Pyongyang foi palco de um significativo encontro diplomático esta semana, quando o líder norte-coreano Kim Jong-un recebeu o presidente de Belarus, Alexander Lukashenko. A visita, que ocorreu na última quarta-feira, 25 de março, foi marcada por um imponente desfile militar, simbolizando um claro fortalecimento dos laços entre duas nações estratégicas, ambas aliadas do presidente russo Vladimir Putin e sob intensa escrutínio da comunidade internacional.
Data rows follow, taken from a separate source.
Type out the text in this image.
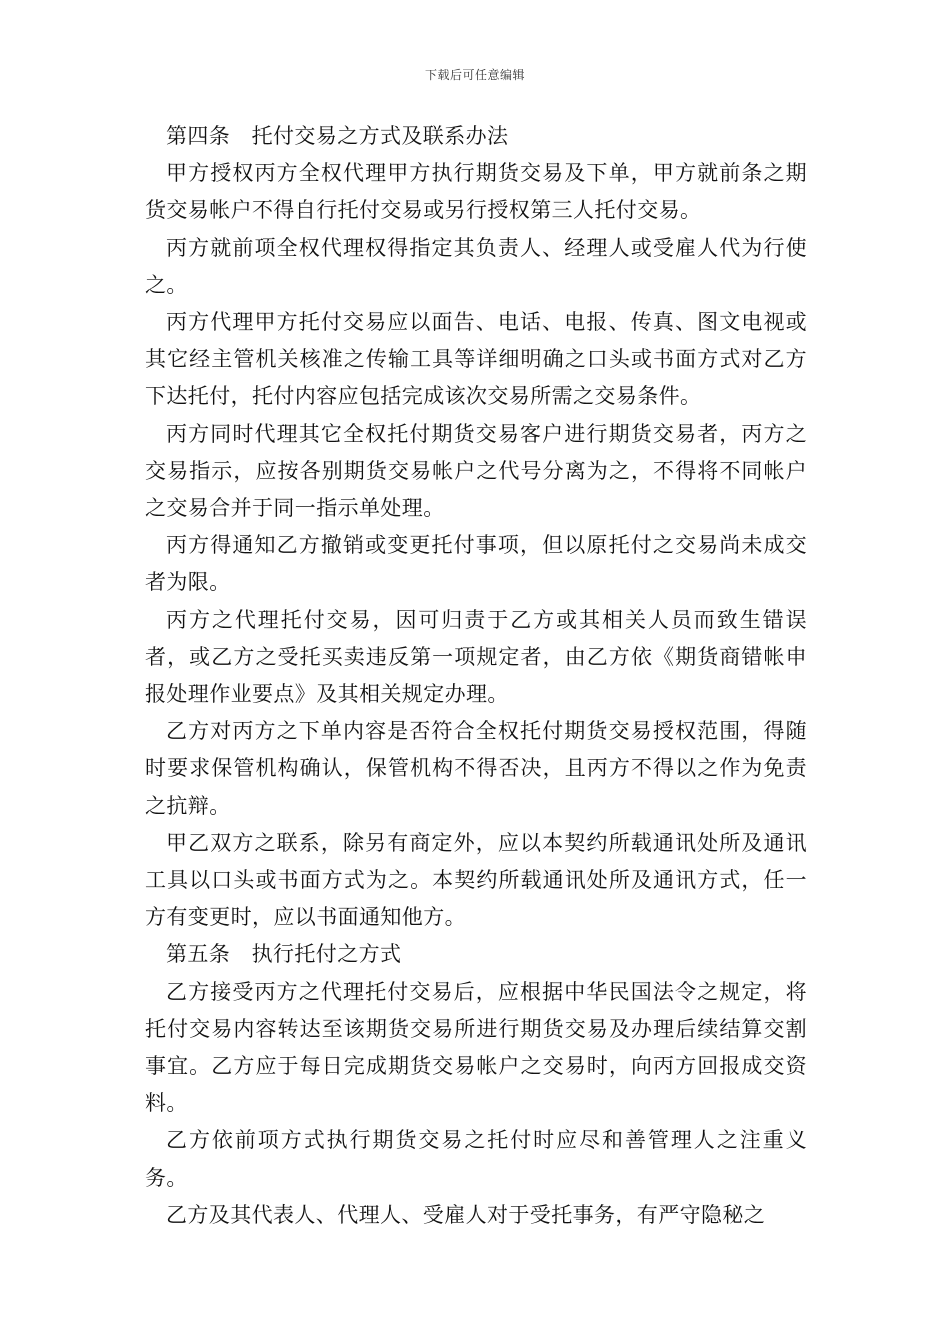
下载后可任意编辑

第四条　托付交易之方式及联系办法

甲方授权丙方全权代理甲方执行期货交易及下单，甲方就前条之期货交易帐户不得自行托付交易或另行授权第三人托付交易。

丙方就前项全权代理权得指定其负责人、经理人或受雇人代为行使之。

丙方代理甲方托付交易应以面告、电话、电报、传真、图文电视或其它经主管机关核准之传输工具等详细明确之口头或书面方式对乙方下达托付，托付内容应包括完成该次交易所需之交易条件。

丙方同时代理其它全权托付期货交易客户进行期货交易者，丙方之交易指示，应按各别期货交易帐户之代号分离为之，不得将不同帐户之交易合并于同一指示单处理。

丙方得通知乙方撤销或变更托付事项，但以原托付之交易尚未成交者为限。

丙方之代理托付交易，因可归责于乙方或其相关人员而致生错误者，或乙方之受托买卖违反第一项规定者，由乙方依《期货商错帐申报处理作业要点》及其相关规定办理。

乙方对丙方之下单内容是否符合全权托付期货交易授权范围，得随时要求保管机构确认，保管机构不得否决，且丙方不得以之作为免责之抗辩。

甲乙双方之联系，除另有商定外，应以本契约所载通讯处所及通讯工具以口头或书面方式为之。本契约所载通讯处所及通讯方式，任一方有变更时，应以书面通知他方。

第五条　执行托付之方式

乙方接受丙方之代理托付交易后，应根据中华民国法令之规定，将托付交易内容转达至该期货交易所进行期货交易及办理后续结算交割事宜。乙方应于每日完成期货交易帐户之交易时，向丙方回报成交资料。

乙方依前项方式执行期货交易之托付时应尽和善管理人之注重义务。

乙方及其代表人、代理人、受雇人对于受托事务，有严守隐秘之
Este movimento sublinha uma crescente convergência de interesses em um cenário geopolítico complexo.
Uma Recepção de Gala e Sinais de Aliança Profunda
A chegada de Lukashenko à capital norte-coreana foi meticulosamente orquestrada para enfatizar a importância da relação bilateral. Kim Jong-un saudou seu homólogo bielorrusso com um abraço caloroso, precedendo uma cerimônia grandiosa que incluiu a formação de soldados, uma exibição de cavalaria e uma salva de tiros. Crianças, acenando bandeiras dos dois países, participaram das boas-vindas no aeroporto, adicionando um toque de fervor popular ao evento. Posteriormente, o presidente bielorrusso prestou homenagem aos líderes fundadores da Coreia do Norte, Kim Il-sung e Kim Jong-il, depositando flores no Palácio do Sol Kumsusan. Durante sua estadia de dois dias, espera-se que ambos os países formalizem sua parceria através da assinatura de um tratado de amizade e cooperação, conforme antecipado pelo Ministro das Relações Exteriores de Belarus, Maxim Ryzhenkov.
Pressões Internacionais e a Busca por Parceiros Leais
Tanto a Coreia do Norte quanto Belarus enfrentam anos de pressão econômica externa e isolamento global. Pyongyang é alvo de sanções da ONU devido aos seus persistentes programas nuclear e de mísseis balísticos, enquanto Minsk sofre com medidas punitivas do Ocidente, impostas por violações de direitos humanos e pelo seu apoio explícito à Rússia no conflito ucraniano. Neste contexto de adversidade, a busca por aliados confiáveis e estratégicos torna-se crucial para a soberania e estabilidade de ambas as nações. O chanceler bielorrusso, Ryzhenkov, destacou a necessidade dessa cooperação, afirmando à imprensa estatal que “o cenário atual está nos empurrando um para o outro. Estamos procurando amigos. Eles podem estar longe, mas são leais, confiáveis e respeitosos”. Este alinhamento bilateral reflete uma estratégia de contrapeso às influências ocidentais.
A Intrincada Dinâmica com Washington e os Esforços de Reaproximação
Apesar do estreitamento dos laços entre Pyongyang e Minsk e sua aliança com a Rússia, a dinâmica global se mostra mais complexa. O ex-presidente dos Estados Unidos, Donald Trump, tem demonstrado repetidamente seu interesse em retomar contatos com os líderes de ambos os países. Trump já se encontrou com Kim Jong-un em três ocasiões entre 2018 e 2019, durante seu primeiro mandato presidencial, embora sem resultados concretos na desnuclearização da península coreana. No ano passado, ele reiterou o desejo de um novo encontro, uma possibilidade que Kim condicionou ao abandono das exigências americanas de desnuclearização completa. Paralelamente, Trump restabeleceu contato direto com Lukashenko também no ano passado. Nos últimos meses, os Estados Unidos iniciaram um processo de alívio de sanções contra Belarus em troca da libertação de presos políticos. A visita de Lukashenko à Coreia do Norte ocorreu apenas seis dias após um encontro com o enviado de Trump, John Coale, ocasião em que o líder bielorrusso anunciou a libertação de mais 250 detentos políticos, abrindo caminho para uma possível visita à Casa Branca, conforme sinalizado por autoridades americanas.
A cúpula entre Kim Jong-un e Alexander Lukashenko em Pyongyang consolida uma aliança estratégica entre nações sob intenso escrutínio global. O evento não apenas reafirma uma cooperação em desafio às pressões externas, mas também revela uma complexa teia de interações diplomáticas, inclusive com potências ocidentais. Este alinhamento em 2026 adiciona camadas de complexidade à dinâmica das relações internacionais contemporâneas, sublinhando a busca por equilíbrio de poder e a redefinição de parcerias em um cenário mundial em constante transformação.